Gene alterations affect amino acid sequence in scaffold that regulates stress-related protein translation.

Scientists have linked mutations in a gene involved in regulating cells’ responses to stress with the development of Parkinson disease (PD). Alterations in EIF4G1 (eukaryotic translation initiation factor 4-gamma 1) that result in an amino acid change were initially identified in members of a large French family who developed autosomal-dominant late-onset PD, and who didn’t carry other known genetic causes of parkinsonism. Researchers for the international consortium subsequently identified mutations in the same gene among a cohort of thousands of patients with sporadic and familial PD, but not in control subjects.

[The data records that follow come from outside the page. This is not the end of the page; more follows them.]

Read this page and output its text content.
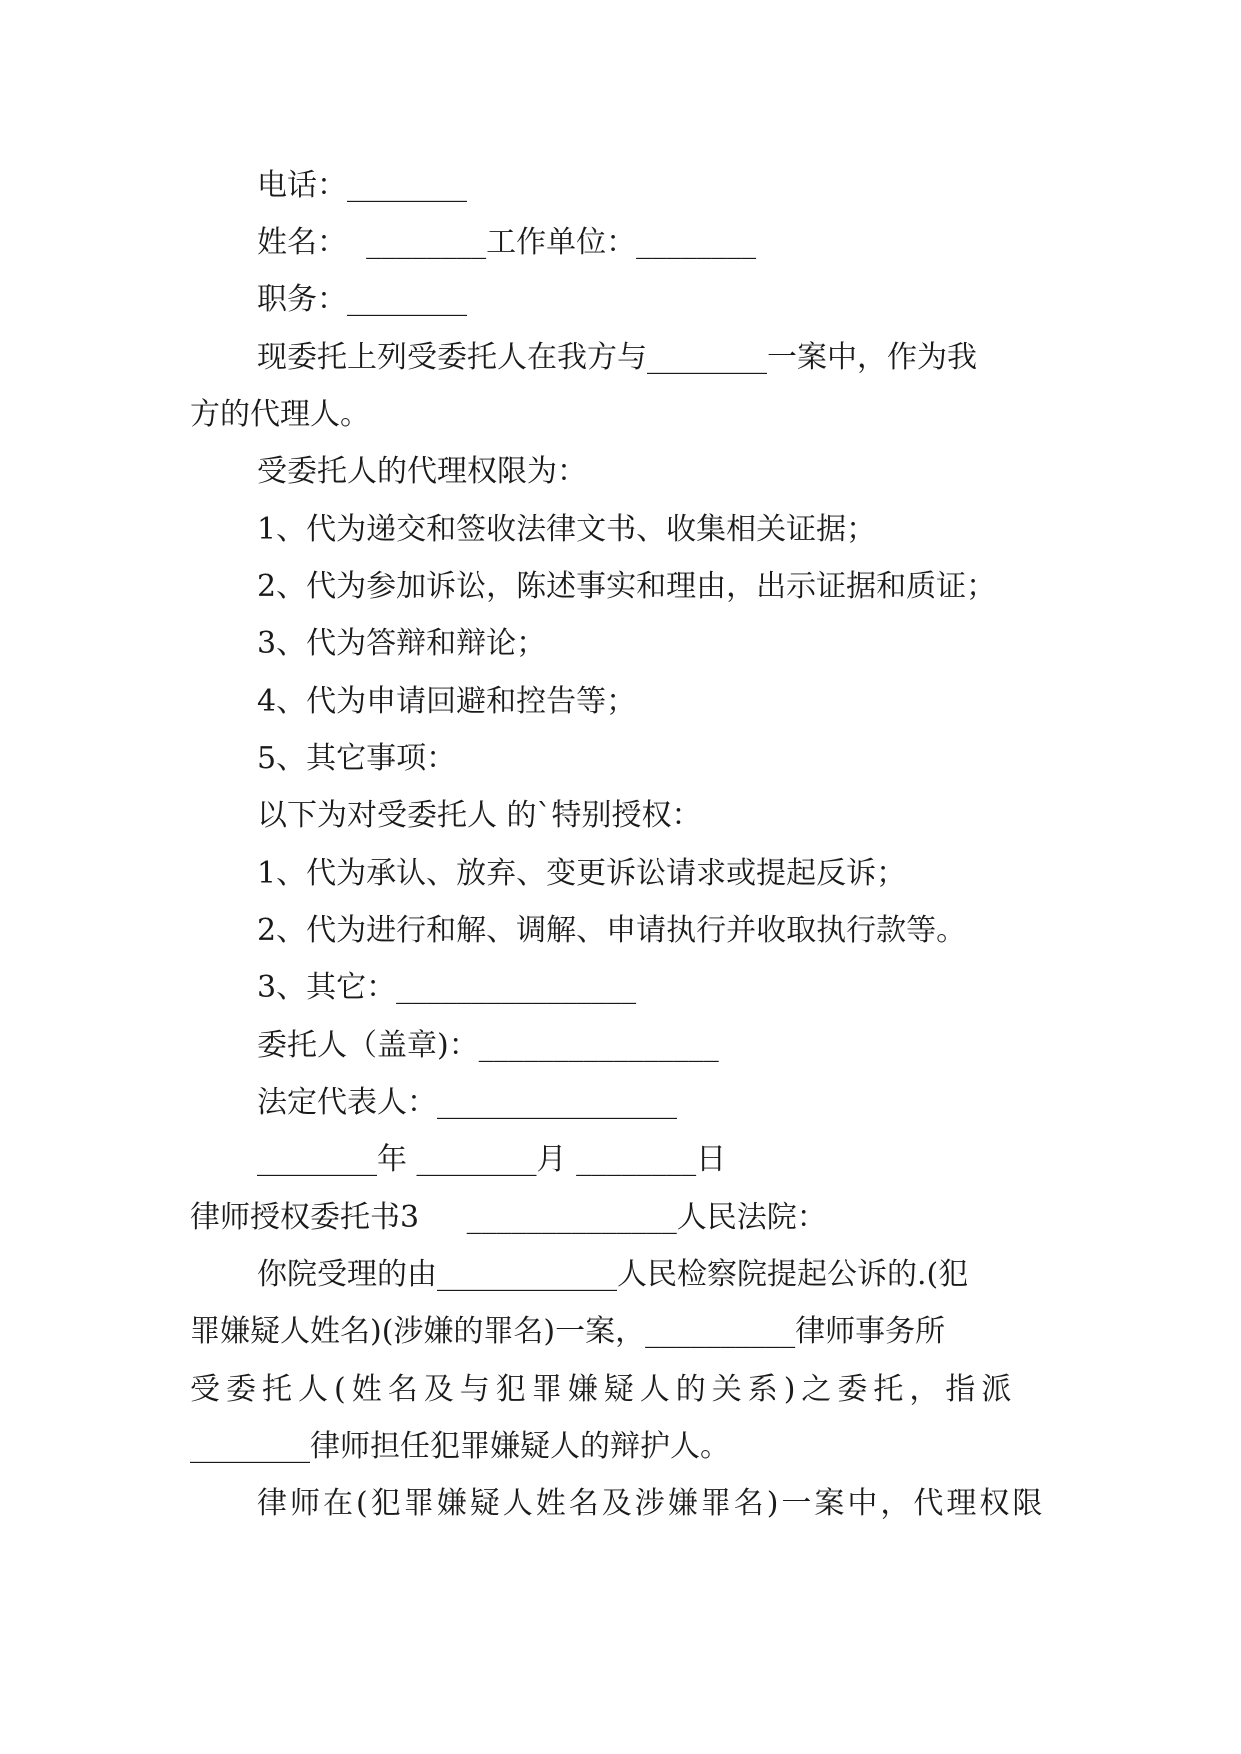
电话：________
姓名：  ________工作单位：________
职务：________
现委托上列受委托人在我方与________一案中，作为我
方的代理人。
受委托人的代理权限为：
1、代为递交和签收法律文书、收集相关证据；
2、代为参加诉讼，陈述事实和理由，出示证据和质证；
3、代为答辩和辩论；
4、代为申请回避和控告等；
5、其它事项：
以下为对受委托人 的`特别授权：
1、代为承认、放弃、变更诉讼请求或提起反诉；
2、代为进行和解、调解、申请执行并收取执行款等。
3、其它：________________
委托人（盖章)：________________
法定代表人：________________
________年 ________月 ________日
律师授权委托书3     ______________人民法院：
你院受理的由____________人民检察院提起公诉的.(犯
罪嫌疑人姓名)(涉嫌的罪名)一案，__________律师事务所
受委托人(姓名及与犯罪嫌疑人的关系)之委托，指派
________律师担任犯罪嫌疑人的辩护人。
律师在(犯罪嫌疑人姓名及涉嫌罪名)一案中，代理权限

The implicated gene, EIF4G1, codes for a scaffold protein eIF4G1, which forms part of a multisubunit initiation complex involved in regulating the translation of mRNAs coding for mitochondrial, cell survival, and growth genes produced by cells in response to different stresses. Justus C. Daechsel, Ph.D., at the Mayo Clinic and colleagues suggest that changes in EIF4G1 may therefore impact on the scaffold’s function and impair the ability of cells to respond to stress, through changes in the translation of existing mRNAs essential to cell survival. The findings are described in the American Journal of Human Genetics in a paper titled “Translation Initiator EIF4G1 Mutations in Familial Parkinson Disease.”

The authors initially identified the mutation in EIF4G1 through genome-wide linkage analysis of a multi-incident northern French family (P30) with autosomal-dominant, late-onset parkinsonism. The gene alteration, designated EIF4G1 mutation c.3614G>A (p.Arg1205His), was identified in all 10 blood-related affected family members, but was absent in 146 unrelated control subjects from the same ethnic origin, and in 370 unrelated North American controls of European descent. The mutation predicts the substitution of a conserved arginine to histidine at residue 1205 of the protein, which in silico analysis indicated might be damaging to protein function.

To validate their findings, the researchers went on to genotype 4,708 individuals with idiopathic PD, and another 4,050 control subjects. They identified the same mutation in nine affected heterozygotes from seven families originating from different countries. In three of the seven cases there was no evidence of a family history of parkinsonism. Interestingly, these new cases only had the EIF4G1 alteration in common. “The results suggest the deleterious EIF4G1 c.3614G>A (p.Arg1205His) mutation originates from an ancestral founder and segregates with disease in seemingly unrelated families,” the authors write.

To further evaluate the EIF4G1 mutations in PD, the gene’s 31 coding exons were sequenced in 95 randomly selected affected probands with autosomal-dominant parkinsonism, 130 pathologically-defined cases with Lewy body disease, and 185 ethnically matched controls. Sequence analysis identified eight novel coding variants in affected subjects (four missense, four silent), three novel changes in controls (two missense, one silent), and three novel coding variants in affected and control subjects. The four missense mutations not observed in controls were detected in two affected probands with parkinsonism and two autopsied cases of Lewy body disease.

The team then tested for these four variants in a case-control study consisting of 4,483 individuals with idiopathic PD, and another 3,865 age, gender, and ethnically matched control subjects. Only two of the variants, p.Ala502Val and p.Gly686Cys, were verified in this cohort.

Interestingly, the clinical phenotype of affected members in the P30 family and unrelated cases with the same EIF4G1 mutation c.3614G>A (p.Arg1205His) were similar. In the P30 cases disease onset is typically late onset, and has a relatively mild course with preserved cognition. Disease onset in the cases with the p.Ala502Val and p.Gly686Cys substitutions in EIF4G1 were also typically late onset.

Functional analyses suggested that the p.Arg1205His substitution in eIF4G1 perturbs binding of the protein to the eIF3e domain, a key partner of the translation initiation complex that recruits the 40 S ribosomal subunit. Similarly, the position of the eIF4G1 p.Ala502Val substitution is also predicted to perturb eIF4E binding, the researchers state.

“Both p.Ala502Val and p.Arg1205His directly impair formation of the larger eIF4 complex and support the genetic argument for a dominant-negative loss-off-function compatible with an age-dependent neurodegenerative disorder,” they conclude. “EIF4G1 mutations directly implicate mRNA translation initiation in parkinsonism and might help unify other monogenic forms, toxin, and perhaps virally-induced disease within a convergent pathway.”

Availability of eIF4E is generally the rate-limiting step of translation initiation and is largely determined by phosphorylation of eIF4E-binding proteins (4E-BP) through the mammalian target of the rapamycin (mTOR) pathway, they continue. “The pathway highlighted might represent a central theme in PD for which targeted interventions already have therapeutic potential.”